O capitão confronta os assassinos enviados para matá-lo e sai ileso graças às artes aprendidas durante a sua estada na aldeia samurai. Então descobre que Katsumoto está prisioneiro e, com a ajuda dos homens deste último, consegue resgatá-lo numa sangrenta operação de resgate, onde morre o filho de Katsumoto. Fogem e preparam-se para enfrentar o exército imperial. É aqui que se completa a transformação do personagem, que é aceite como parte integrante da força samurai, e é-lhe permitido vestir a armadura e carregar as armas do guerreiro samurai, de quem tirou a vida naquele distante primeiro confronto. A sua transformação agora está completa, alcançou a sua redenção e regressou do inferno do álcool, convertendo-se num samurai em todos os sentidos.

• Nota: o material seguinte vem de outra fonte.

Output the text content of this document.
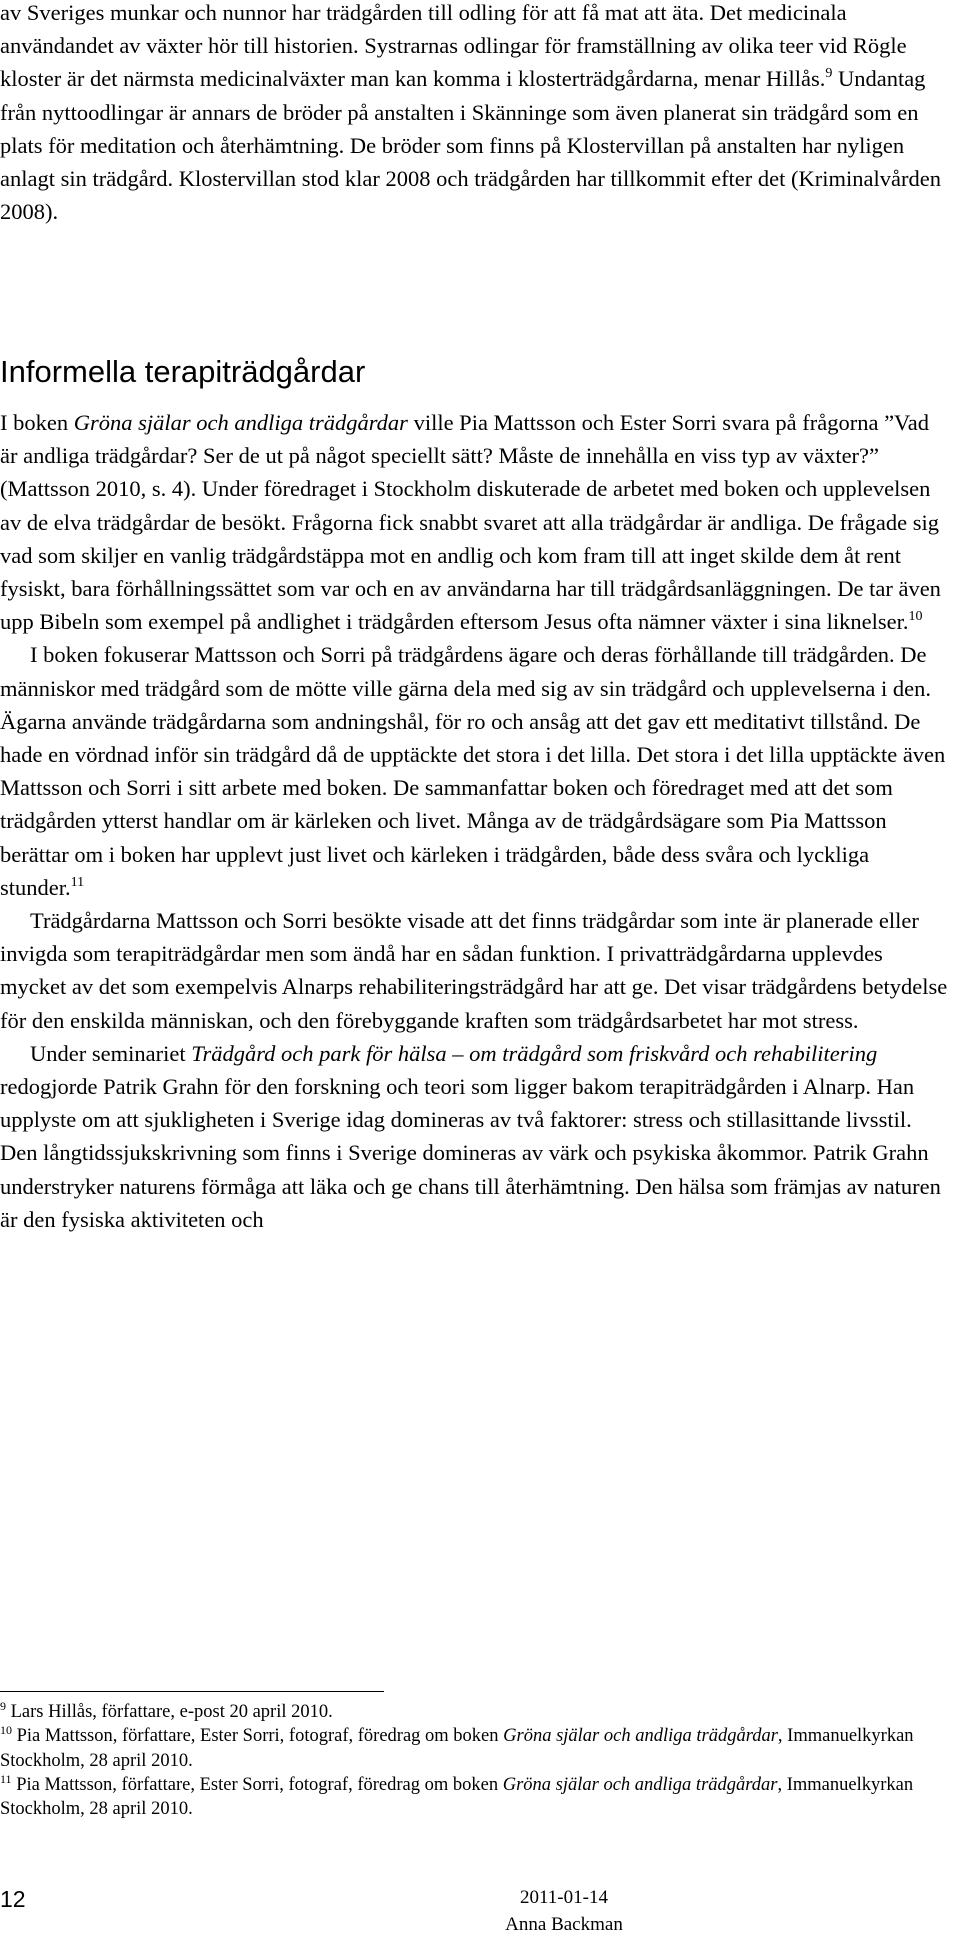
av Sveriges munkar och nunnor har trädgården till odling för att få mat att äta. Det medicinala användandet av växter hör till historien. Systrarnas odlingar för framställning av olika teer vid Rögle kloster är det närmsta medicinalväxter man kan komma i klosterträdgårdarna, menar Hillås.$^9$ Undantag från nyttoodlingar är annars de bröder på anstalten i Skänninge som även planerat sin trädgård som en plats för meditation och återhämtning. De bröder som finns på Klostervillan på anstalten har nyligen anlagt sin trädgård. Klostervillan stod klar 2008 och trädgården har tillkommit efter det (Kriminalvården 2008).

Informella terapiträdgårdar

I boken Gröna själar och andliga trädgårdar ville Pia Mattsson och Ester Sorri svara på frågorna ”Vad är andliga trädgårdar? Ser de ut på något speciellt sätt? Måste de innehålla en viss typ av växter?” (Mattsson 2010, s. 4). Under föredraget i Stockholm diskuterade de arbetet med boken och upplevelsen av de elva trädgårdar de besökt. Frågorna fick snabbt svaret att alla trädgårdar är andliga. De frågade sig vad som skiljer en vanlig trädgårdstäppa mot en andlig och kom fram till att inget skilde dem åt rent fysiskt, bara förhållningssättet som var och en av användarna har till trädgårdsanläggningen. De tar även upp Bibeln som exempel på andlighet i trädgården eftersom Jesus ofta nämner växter i sina liknelser.$^{10}$

I boken fokuserar Mattsson och Sorri på trädgårdens ägare och deras förhållande till trädgården. De människor med trädgård som de mötte ville gärna dela med sig av sin trädgård och upplevelserna i den. Ägarna använde trädgårdarna som andningshål, för ro och ansåg att det gav ett meditativt tillstånd. De hade en vördnad inför sin trädgård då de upptäckte det stora i det lilla. Det stora i det lilla upptäckte även Mattsson och Sorri i sitt arbete med boken. De sammanfattar boken och föredraget med att det som trädgården ytterst handlar om är kärleken och livet. Många av de trädgårdsägare som Pia Mattsson berättar om i boken har upplevt just livet och kärleken i trädgården, både dess svåra och lyckliga stunder.$^{11}$

Trädgårdarna Mattsson och Sorri besökte visade att det finns trädgårdar som inte är planerade eller invigda som terapiträdgårdar men som ändå har en sådan funktion. I privatträdgårdarna upplevdes mycket av det som exempelvis Alnarps rehabiliteringsträdgård har att ge. Det visar trädgårdens betydelse för den enskilda människan, och den förebyggande kraften som trädgårdsarbetet har mot stress.

Under seminariet Trädgård och park för hälsa – om trädgård som friskvård och rehabilitering redogjorde Patrik Grahn för den forskning och teori som ligger bakom terapiträdgården i Alnarp. Han upplyste om att sjukligheten i Sverige idag domineras av två faktorer: stress och stillasittande livsstil. Den långtidssjukskrivning som finns i Sverige domineras av värk och psykiska åkommor. Patrik Grahn understryker naturens förmåga att läka och ge chans till återhämtning. Den hälsa som främjas av naturen är den fysiska aktiviteten och

$^9$ Lars Hillås, författare, e-post 20 april 2010.

$^{10}$ Pia Mattsson, författare, Ester Sorri, fotograf, föredrag om boken Gröna själar och andliga trädgårdar, Immanuelkyrkan Stockholm, 28 april 2010.

$^{11}$ Pia Mattsson, författare, Ester Sorri, fotograf, föredrag om boken Gröna själar och andliga trädgårdar, Immanuelkyrkan Stockholm, 28 april 2010.

12	2011-01-14
Anna Backman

Marcham até à batalha onde, apesar da diferença de armamento, vencem o primeiro ataque do exército imperial, para depois terminar com uma carga de cavalaria samurai contra as baterias do exército imperial primeiro e finalmente as metralhadoras Howitzer que massacram os samurais. No último momento, o capitão ajuda Katsumoto a cometer seppuku e alcançar a morte honrosa do samurai derrotado. Ficamos a saber mais tarde que o capitão sobreviveu aos ferimentos e aparece numa audiência com o imperador, onde deve ser assinado um tratado com os Estados Unidos, que interrompe para dar ao imperador a espada de Katsumoto. O jovem imperador, que havia sido discípulo de Katsumoto, pergunta-lhe como morreu, ao que ele responde que é melhor contar-lhe como viveu. Isso faz com que o imperador reconsidere, rejeite o acordo comercial e de forma extraordinária se liberte da influência nefasta do seu ministro. Nada mais se sabe sobre o capitão, mas presume-se que pode acabar os seus dias regressando à aldeia onde foi feliz e por fim, morrer em paz.
Comentário
Neste caso, as provas que submetem a vida são de tipo bélico, já que se trata de um guerreiro, mas inclui a figura da descida aos infernos – no seu caso do álcool – e a sua redenção final. Nem todo o ser humano tem que experimentar provas parecidas, mas sim o seu equivalente em cada caso.
Interessou-me esta história cinematográfica do herói porque expressa claramente as provas pelas quais tem que passar no seu caminho de redenção consigo mesmo. Creio que isto foi muito bem conseguido, sem perder o sentido cinematográfico de aventura do bom cinema clássico.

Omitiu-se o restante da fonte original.